先生にご挨拶

 昨日、お年始に評論家の呉智英邸を訪なう。先生のお宅は名古屋の閑静な住宅地の中にあり、近年新築をされている。そこに呉塾の高弟の皆様から、ワシャのような不肖の弟子までが集っての新年会が開催された。どちらかというとアルコール有りの講義のようなかたちで、この春の統一地方選の話から始まって、先生の身辺についてのことや、最近の出版不況の話、売れない作家の噂、「週刊ポスト」休載の件、ジャーナリズム論、林香里について、時計の話、国産とノルウェー産のサバの見分け方(笑)など多岐にわたった。気がつけば、5時間ほどが、あっという間に過ぎていた。
 ワシャ的には、いろいろと暗中模索していることもあって悩んでいたのだが、呉先生を始めとして、聡明な仲間に励まされ、元気を取り戻したのだった。
 午後7時ごろに辞して、仲間とともに千種に出て、そこで二次会となった。手羽先の美味しいお店で、そこでさらにアルコールを補充して、充実した一日を終えたのだった。

 二次会で話題になったことがある。歌舞伎公演の際に、例えば「平成中村座」のように小屋掛けをするものに多いのだけれど、定式幕の内側、舞台の両端に客席をこしらえて、そこに客を入れるという見せ方をすることがある。
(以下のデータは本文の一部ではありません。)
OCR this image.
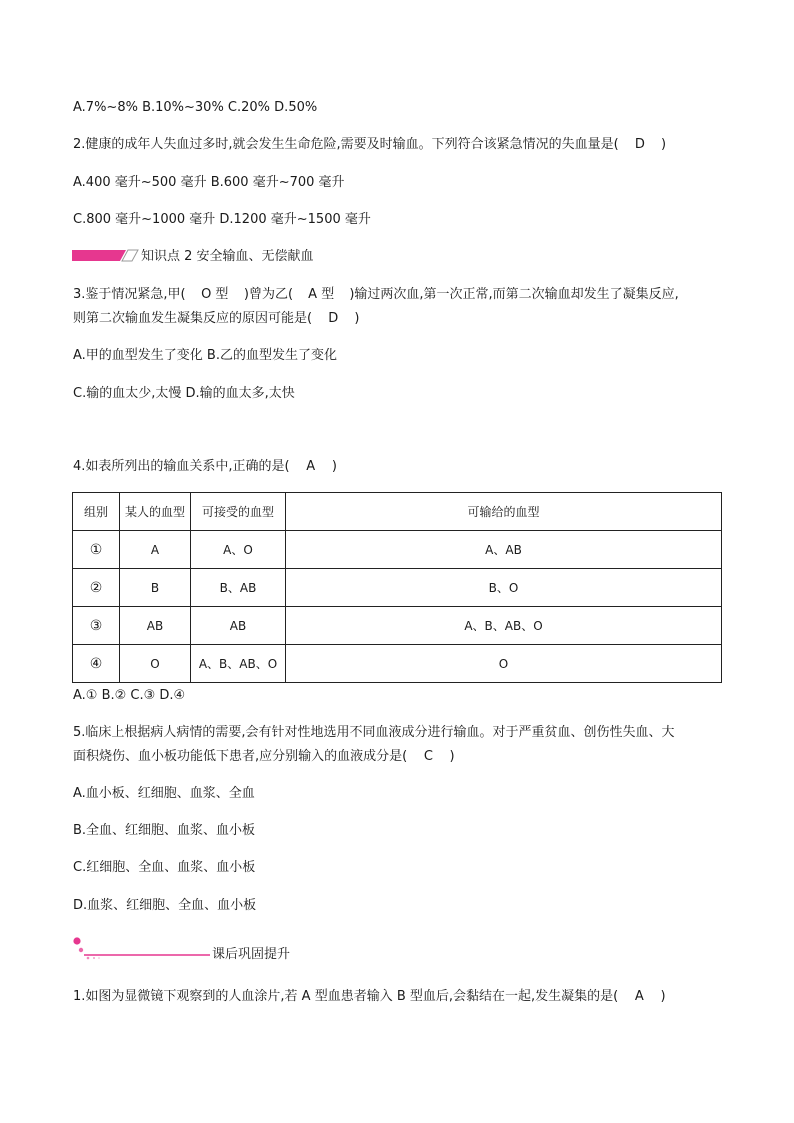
A.7%~8% B.10%~30% C.20% D.50%
2.健康的成年人失血过多时,就会发生生命危险,需要及时输血。下列符合该紧急情况的失血量是( D )
A.400 毫升~500 毫升 B.600 毫升~700 毫升
C.800 毫升~1000 毫升 D.1200 毫升~1500 毫升
知识点 2 安全输血、无偿献血
3.鉴于情况紧急,甲( O 型 )曾为乙( A 型 )输过两次血,第一次正常,而第二次输血却发生了凝集反应,
则第二次输血发生凝集反应的原因可能是( D )
A.甲的血型发生了变化 B.乙的血型发生了变化
C.输的血太少,太慢 D.输的血太多,太快
4.如表所列出的输血关系中,正确的是( A )
组别	某人的血型	可接受的血型	可输给的血型
①	A	A、O	A、AB
②	B	B、AB	B、O
③	AB	AB	A、B、AB、O
④	O	A、B、AB、O	O
A.① B.② C.③ D.④
5.临床上根据病人病情的需要,会有针对性地选用不同血液成分进行输血。对于严重贫血、创伤性失血、大
面积烧伤、血小板功能低下患者,应分别输入的血液成分是( C )
A.血小板、红细胞、血浆、全血
B.全血、红细胞、血浆、血小板
C.红细胞、全血、血浆、血小板
D.血浆、红细胞、全血、血小板
课后巩固提升
1.如图为显微镜下观察到的人血涂片,若 A 型血患者输入 B 型血后,会黏结在一起,发生凝集的是( A )
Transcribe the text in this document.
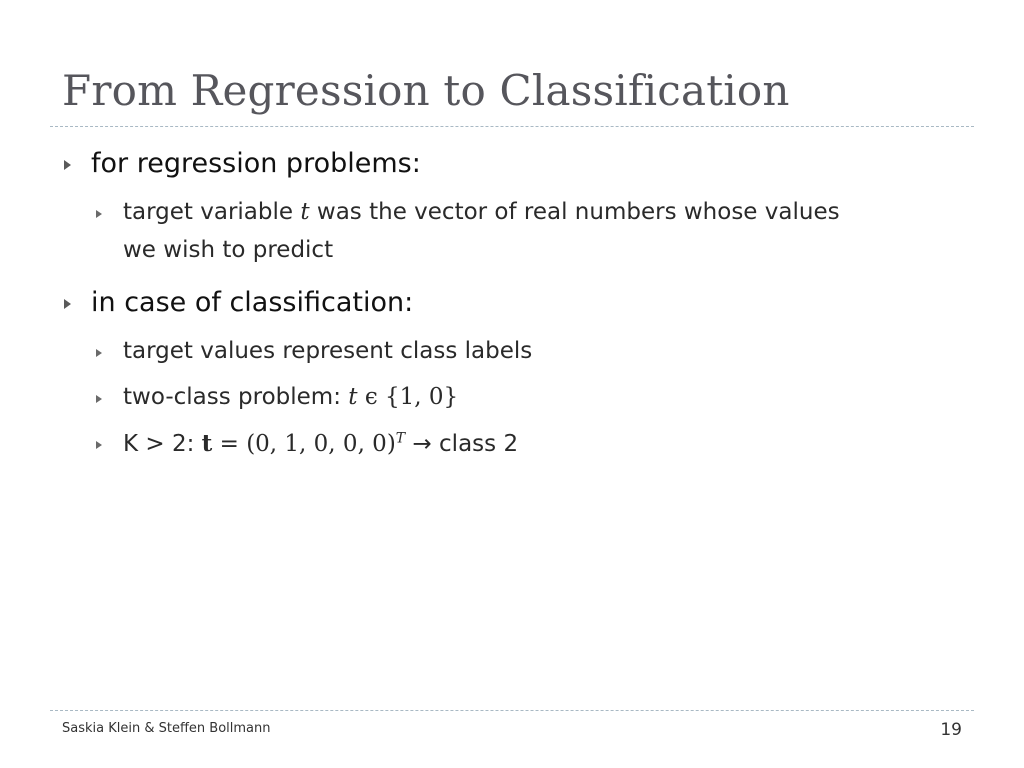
From Regression to Classification
for regression problems:
target variable t was the vector of real numbers whose values
we wish to predict
in case of classification:
target values represent class labels
two-class problem: t ϵ {1, 0}
K > 2: t = (0, 1, 0, 0, 0)$^T$ → class 2
Saskia Klein & Steffen Bollmann	19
舞台の役者と同じ板の上で見るので、見る方もなかなか緊張を強いられる。通常の客席から見上げる客も最初は違和感がある。その席の名前が出てこなかった。
 ネットで調べたのだけれど要領を得ず、自宅にもどって「平成中村座」のパンフレットを出してきてようやく思い出した。「桜席」だった。あるいは「うずら席」とも言うらしい。

 帰路、千種から金山に出た。10時近い電車だったが、運よく座ることができた。サラリーマンのオジサンの隣りに座ったのだが、現職ということはワシャよりも若い人であろう。しかし、この人が大そう疲れていた。病気でもなさそうなのだが、頭を抱えて強張った表情を見せている。スーツにネクタイを締めているから、今日が仕事始めなのだろうが、頭髪もボサボサで、飲んだ帰りかとも思ったが、ワシャのほうが酒臭いくらいだ。
 まあいろいろあるんだろうな。会社勤め宮仕えは大変だから。